When God reveals who he is before Moses in that cave in Exodus 34:6, he describes himself in a variety of ways. The words are hard to translate, but they include that he is full of love and faithfulness. In Hebrew, they basically translate the idea of grace and truth.

Exodus 34:6 And the LORD passed by before him, and proclaimed, The LORD, The LORD God, merciful and gracious, longsuffering, and abundant in goodness and truth,

John 1:17 “For the law was given through Moses.” But grace and truth came through Jesus Christ.
The law covenant was a gracious gift from God, but now Jesus is going to introduce a new covenant, ultimately grace and truth. This is a grace that replaces that old grace. It’s a new covenant.

A tabernacle in the Old Testament with this special, most holy room where only the high priest could go in on behalf of everybody else once a year with the blood of the sacrifices. It was the place where sinners met God. It was the only way a sinner to meet with God.

It was the great meeting place between a holy God and sinners provided for by this blood of the bull and the goat that was brought in by the high priest.

It was the great meeting place between God and human beings. Eventually, it’s the temple that replaces the tabernacle. Now in this chapter we’re told, “The Word became flesh and he tabernacled among us.

In John 2;19, Jesus insists that he himself is the temple of God. Jesus insists that he becomes the great meeting place between rebels and this Holy God.

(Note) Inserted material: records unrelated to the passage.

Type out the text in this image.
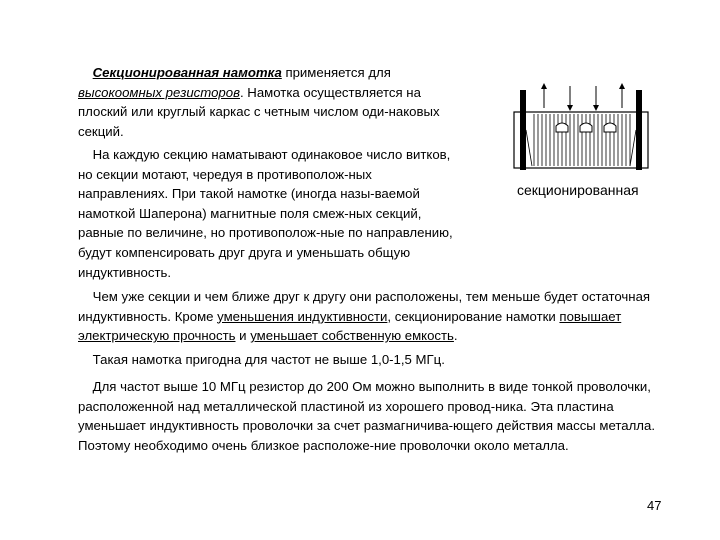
Секционированная намотка применяется для высокоомных резисторов. Намотка осуществляется на плоский или круглый каркас с четным числом оди-наковых секций.

На каждую секцию наматывают одинаковое число витков, но секции мотают, чередуя в противополож-ных направлениях. При такой намотке (иногда назы-ваемой намоткой Шаперона) магнитные поля смеж-ных секций, равные по величине, но противополож-ные по направлению, будут компенсировать друг друга и уменьшать общую индуктивность.

Чем уже секции и чем ближе друг к другу они расположены, тем меньше будет остаточная индуктивность. Кроме уменьшения индуктивности, секционирование намотки повышает электрическую прочность и уменьшает собственную емкость.

Такая намотка пригодна для частот не выше 1,0-1,5 МГц.

Для частот выше 10 МГц резистор до 200 Ом можно выполнить в виде тонкой проволочки, расположенной над металлической пластиной из хорошего провод-ника. Эта пластина уменьшает индуктивность проволочки за счет размагничива-ющего действия массы металла. Поэтому необходимо очень близкое расположе-ние проволочки около металла.

секционированная
47
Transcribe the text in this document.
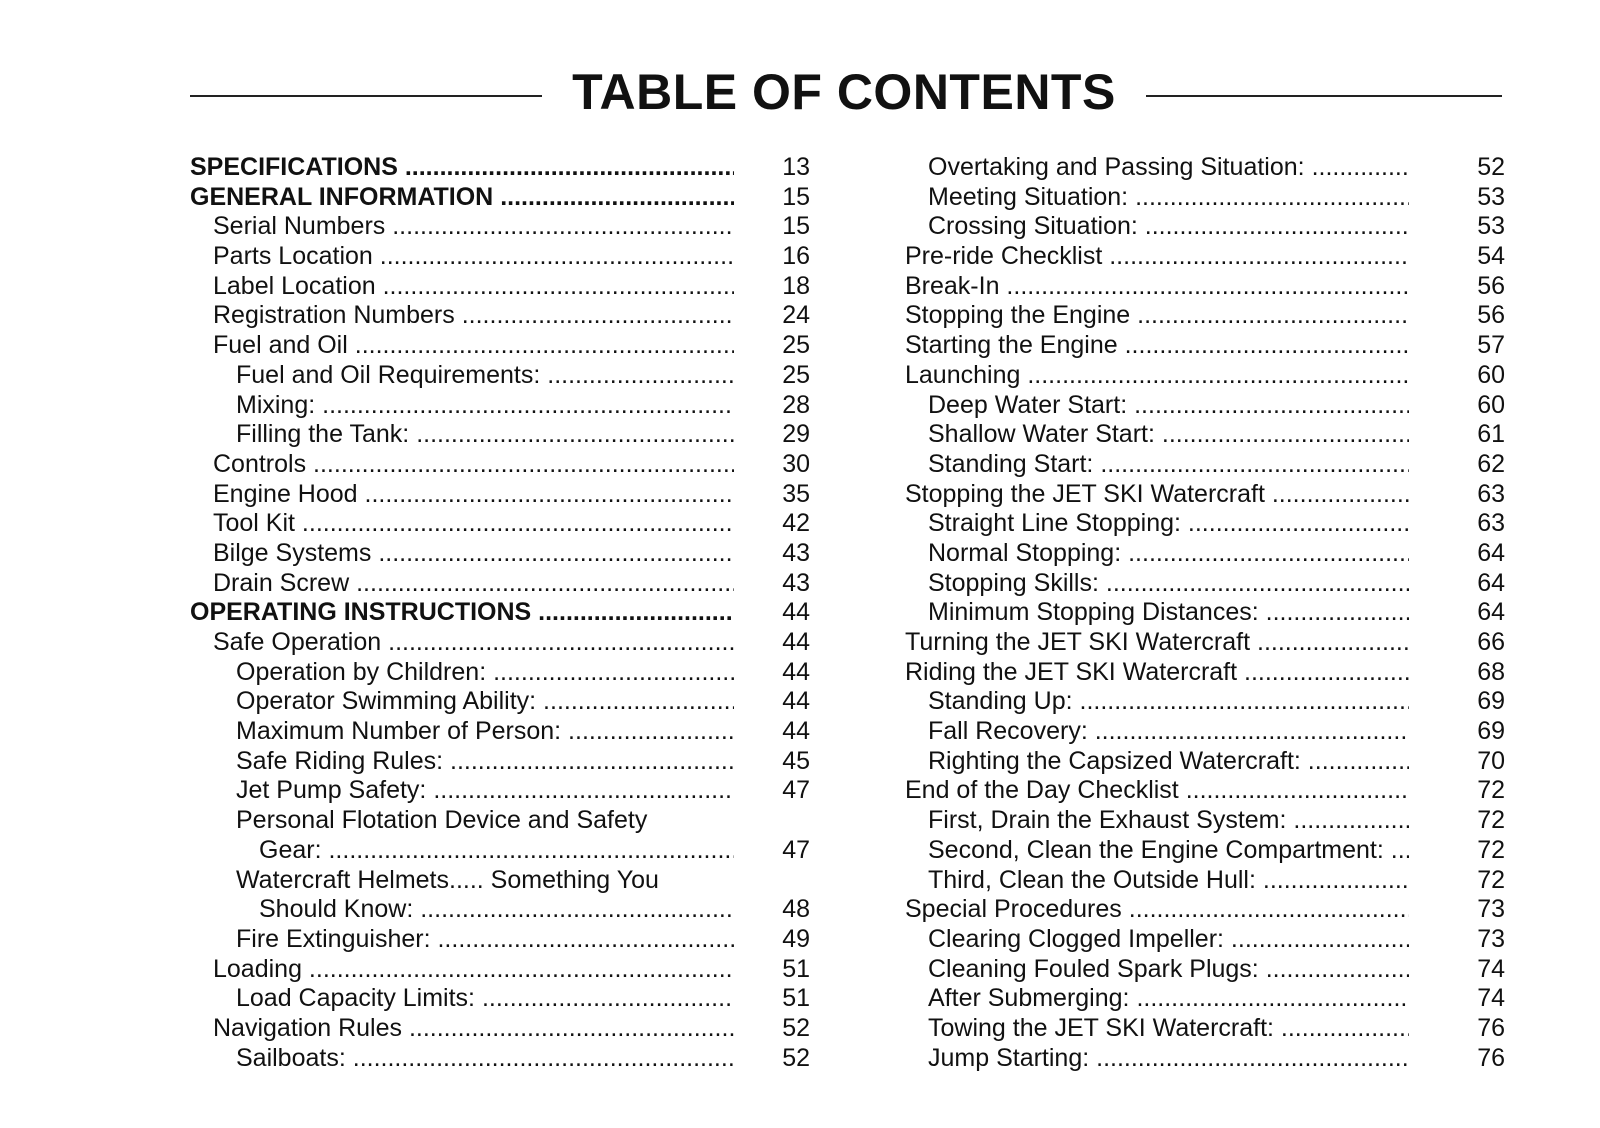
TABLE OF CONTENTS
SPECIFICATIONS .....	13
GENERAL INFORMATION .....	15
Serial Numbers .....	15
Parts Location .....	16
Label Location .....	18
Registration Numbers .....	24
Fuel and Oil .....	25
Fuel and Oil Requirements: .....	25
Mixing: .....	28
Filling the Tank: .....	29
Controls .....	30
Engine Hood .....	35
Tool Kit .....	42
Bilge Systems .....	43
Drain Screw .....	43
OPERATING INSTRUCTIONS .....	44
Safe Operation .....	44
Operation by Children: .....	44
Operator Swimming Ability: .....	44
Maximum Number of Person: .....	44
Safe Riding Rules: .....	45
Jet Pump Safety: .....	47
Personal Flotation Device and Safety
Gear: .....	47
Watercraft Helmets..... Something You
Should Know: .....	48
Fire Extinguisher: .....	49
Loading .....	51
Load Capacity Limits: .....	51
Navigation Rules .....	52
Sailboats: .....	52
Overtaking and Passing Situation: .....	52
Meeting Situation: .....	53
Crossing Situation: .....	53
Pre-ride Checklist .....	54
Break-In .....	56
Stopping the Engine .....	56
Starting the Engine .....	57
Launching .....	60
Deep Water Start: .....	60
Shallow Water Start: .....	61
Standing Start: .....	62
Stopping the JET SKI Watercraft .....	63
Straight Line Stopping: .....	63
Normal Stopping: .....	64
Stopping Skills: .....	64
Minimum Stopping Distances: .....	64
Turning the JET SKI Watercraft .....	66
Riding the JET SKI Watercraft .....	68
Standing Up: .....	69
Fall Recovery: .....	69
Righting the Capsized Watercraft: .....	70
End of the Day Checklist .....	72
First, Drain the Exhaust System: .....	72
Second, Clean the Engine Compartment: .....	72
Third, Clean the Outside Hull: .....	72
Special Procedures .....	73
Clearing Clogged Impeller: .....	73
Cleaning Fouled Spark Plugs: .....	74
After Submerging: .....	74
Towing the JET SKI Watercraft: .....	76
Jump Starting: .....	76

Jesus say, If rebels are going to be reconciled to this God, they’ve got to come through the temple, and I’m the temple. John’s entire gospel explains how that’s so.

We have seen his glory?

What was it that Moses asked for?

“Show me your glory.” God said, “I will cause all my goodness to pass in front of you.”

In John 2, when Jesus performs his first miracle: turns water into wine at the marriage in Cana in Galilee. We’re told at the end of it that the disciples saw his glory. The others saw the miracle. They saw that it was saying something about who Jesus was. They saw his glory. Eventually you get to John, chapter 12, where Jesus is to manifest God’s glory by going to the cross.

The most spectacular display of God’s glory is in a bloody instrument of torture. That’s where God’s goodness was most displayed. God displayed his glory in Christ Jesus who thus became our tabernacle, our temple, the meeting place between God and human beings.

Do you want to know what God looks like? Look at Jesus.

Jesus said, “Have I been with you all this time and yet have you not known me? He who has seen me has seen the Father.”

Do you want to know what the character of God is like? Do you want to know what the glory of God is like? Study Jesus, All the way to the cross, study Jesus.

We must help people to see, worship, serve, evangelize, and pray within the framework of God being amongst his people. It’s not a place where people throw their weight around and merely argue and use their money to have clout in the church or anything like that. It’s first and foremost a place where God manifests himself in his people.

“Then Moses said, ‘Now show me your glory.” Moses understands that when things are at their worst, what you must have is a renewed and clarified vision of God. Nothing else is stabilizing. “Show me your glory.” He does not ask that he should see the end from the beginning, or even that all the problems would be removed. Instead, he asks God to, “Manifest yourself to me. Show me your glory.”

He knows that he must be anchored in God if he is to lead this rebellious people.

What else will anchor him? What else will anchor us when our world falls apart, we loose a love one, we loose a job, when the nation falls apart?

Exodus 34:5: “Then the Lord came down in the cloud and stood there with him and proclaimed his name, the Lord, Yahweh. And he passed in front of Moses, proclaiming, ‘The Lord, the Lord, the compassionate and gracious God, slow to anger, abounding in love and faithfulness

The tabernacle and later the temple, were the great meeting place between God and human beings, the place of sacrifice, the place of reconciliation, and the place to which the people gathered.

Where is the tabernacle for us?

Where can we meet the Lord? Where is the place of reconciliation before God, the place of the priest, and the place of the sacrifice?

It is with Jesus, He is our tabernacle. He is the ultimate manifestation of grace and truth.